The Supreme Court’s opinion, authored by Justice Gorsuch, takes up the existential question of when an NTA is really an NTA in this cancellation of removal context. For those Hamlet fans: imagine Hamlet in the infamous “to be or not to be” scene in Act 3 of the play. But I digress. The majority opinion takes us on a grammar-laden journey in considering the meaning of the indefinite article “a”. It does so to determine whether it makes sense to hold that multiple documents, issued serially with different pieces of information, constitute “a notice” OR whether “a notice” must contain all information as required by the Act in one document. The Court concluded the latter. In arriving at this conclusion, the Court wrote these passages, which I found quite amusing:
In response to the [Trump] Government’s arguments made last November that it is “hard” to fill out forms (I’m paraphrasing the government’s argument, of course), the Court wrote: “If the government finds filling out forms a chore, it has good company. The world is awash in forms, and rarely do agencies afford individuals the same latitude in completing them that the government seeks for itself today.” Id. at 13.
- “Just consider the alternative. On the government’saccount, it would be free to send a person who is not from this country — someone who may be unfamiliar with English and the habits of American bureaucracies — a series of letters. These might trail in over the course of weeks, months, maybe years, each containing a new morsel of vital information. All of which the individual alien would have to save and compile in order to prepare for a removal hearing.” Id. at 14.
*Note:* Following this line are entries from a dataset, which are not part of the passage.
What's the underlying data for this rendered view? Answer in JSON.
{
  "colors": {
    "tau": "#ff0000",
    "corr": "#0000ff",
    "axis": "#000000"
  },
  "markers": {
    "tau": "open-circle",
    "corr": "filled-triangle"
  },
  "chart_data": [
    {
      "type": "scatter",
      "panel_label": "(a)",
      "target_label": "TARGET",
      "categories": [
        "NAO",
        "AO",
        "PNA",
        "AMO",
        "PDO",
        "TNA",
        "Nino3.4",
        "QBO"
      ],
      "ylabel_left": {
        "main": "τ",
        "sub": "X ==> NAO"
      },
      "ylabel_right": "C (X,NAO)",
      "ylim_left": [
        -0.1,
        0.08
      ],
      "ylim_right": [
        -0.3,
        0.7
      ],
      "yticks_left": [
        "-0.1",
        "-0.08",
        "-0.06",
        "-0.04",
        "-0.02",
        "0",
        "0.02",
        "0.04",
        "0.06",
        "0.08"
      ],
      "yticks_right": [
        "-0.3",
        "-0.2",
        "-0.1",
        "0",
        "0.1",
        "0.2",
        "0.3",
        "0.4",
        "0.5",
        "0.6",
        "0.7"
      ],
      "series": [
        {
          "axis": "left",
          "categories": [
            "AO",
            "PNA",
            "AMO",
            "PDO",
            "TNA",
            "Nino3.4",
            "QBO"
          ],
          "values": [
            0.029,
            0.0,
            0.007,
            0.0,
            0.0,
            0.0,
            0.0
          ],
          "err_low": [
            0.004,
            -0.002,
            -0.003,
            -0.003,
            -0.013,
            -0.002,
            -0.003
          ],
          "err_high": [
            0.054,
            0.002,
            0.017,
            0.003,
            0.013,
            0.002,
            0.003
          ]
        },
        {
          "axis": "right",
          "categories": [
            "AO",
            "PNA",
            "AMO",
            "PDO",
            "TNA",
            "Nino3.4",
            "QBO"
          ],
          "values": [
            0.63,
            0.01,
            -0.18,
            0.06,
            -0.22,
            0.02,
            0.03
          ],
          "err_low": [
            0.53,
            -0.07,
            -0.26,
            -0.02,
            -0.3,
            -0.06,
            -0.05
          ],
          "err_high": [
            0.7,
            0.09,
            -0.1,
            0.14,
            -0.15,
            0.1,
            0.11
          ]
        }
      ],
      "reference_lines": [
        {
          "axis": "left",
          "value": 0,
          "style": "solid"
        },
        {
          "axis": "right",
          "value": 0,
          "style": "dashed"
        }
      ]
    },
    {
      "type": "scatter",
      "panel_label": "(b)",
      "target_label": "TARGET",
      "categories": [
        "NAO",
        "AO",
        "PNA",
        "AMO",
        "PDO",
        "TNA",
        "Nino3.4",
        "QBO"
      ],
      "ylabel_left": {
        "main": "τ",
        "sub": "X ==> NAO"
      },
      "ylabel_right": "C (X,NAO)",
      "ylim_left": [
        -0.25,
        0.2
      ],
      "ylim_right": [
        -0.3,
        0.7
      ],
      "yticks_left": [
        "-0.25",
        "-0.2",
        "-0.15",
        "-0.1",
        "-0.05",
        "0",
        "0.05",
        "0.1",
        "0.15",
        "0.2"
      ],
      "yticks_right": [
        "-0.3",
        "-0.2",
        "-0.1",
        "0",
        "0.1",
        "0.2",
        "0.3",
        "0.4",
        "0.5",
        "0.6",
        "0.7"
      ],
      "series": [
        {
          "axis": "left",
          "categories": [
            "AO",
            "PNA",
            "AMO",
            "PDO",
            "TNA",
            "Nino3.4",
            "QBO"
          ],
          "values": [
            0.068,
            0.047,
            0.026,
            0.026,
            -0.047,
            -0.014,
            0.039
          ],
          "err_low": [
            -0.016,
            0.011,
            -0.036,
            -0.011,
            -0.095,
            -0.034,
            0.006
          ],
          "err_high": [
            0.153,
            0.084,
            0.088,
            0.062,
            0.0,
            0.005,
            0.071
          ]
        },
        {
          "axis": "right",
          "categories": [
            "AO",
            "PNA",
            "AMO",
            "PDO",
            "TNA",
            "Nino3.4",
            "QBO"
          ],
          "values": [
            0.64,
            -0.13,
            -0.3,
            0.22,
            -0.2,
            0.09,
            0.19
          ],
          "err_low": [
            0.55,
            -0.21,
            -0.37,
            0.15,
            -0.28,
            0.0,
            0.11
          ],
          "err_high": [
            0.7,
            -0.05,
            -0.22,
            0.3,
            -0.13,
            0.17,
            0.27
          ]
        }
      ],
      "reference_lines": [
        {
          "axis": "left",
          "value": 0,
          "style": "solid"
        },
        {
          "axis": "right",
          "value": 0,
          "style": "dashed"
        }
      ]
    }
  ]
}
- “At one level, today’s dispute may seem semantic, focused on a single word, a small one at that. But words are how the law constrains power. In this case, the law’s terms ensure that, when the federal government seeks a procedural advantage against an individual, it will at least supply him with a single and reasonably comprehensive statement of the nature of the proceedings against him. If men must turn square corners when they deal with the government, it cannot be too much to expect the government to turn square corners when it deals with them.” Id. at16.
I felt moved to write about this opinion for two reasons. First, I was tickled at the almost facetious approach the Supreme Court took in examining with a fine-toothed comb the meaning of a minimal word – “a” and the incredible power it wields in legal construction.
For someone like me, who enjoys the black and white of certain aspects of literalism, this opinion was a fun read. Thanks to the presence of this singular-letter word in the Act, the Supreme Court held that the government must play by its own rules and it must play fairly.
Second, because of this “a”, the government has been reminded that an NTA is a solemn document and the people to whom it is issued, should be treated fairly so as to be given sufficient notice to defend themselves from a potentially earth-shattering legal outcome – expulsion from the United States, and very likely, their families. With Niz-Chavez v. Garland, the U.S. Supreme Court confirmed yesterday, immigration proceedings affect an individual’s life, liberty and rights just as much as a criminal proceeding or civil lawsuit – thus, all people, including immigrants, should get a fair shot to defend themselves in their day in court by being put on proper notice.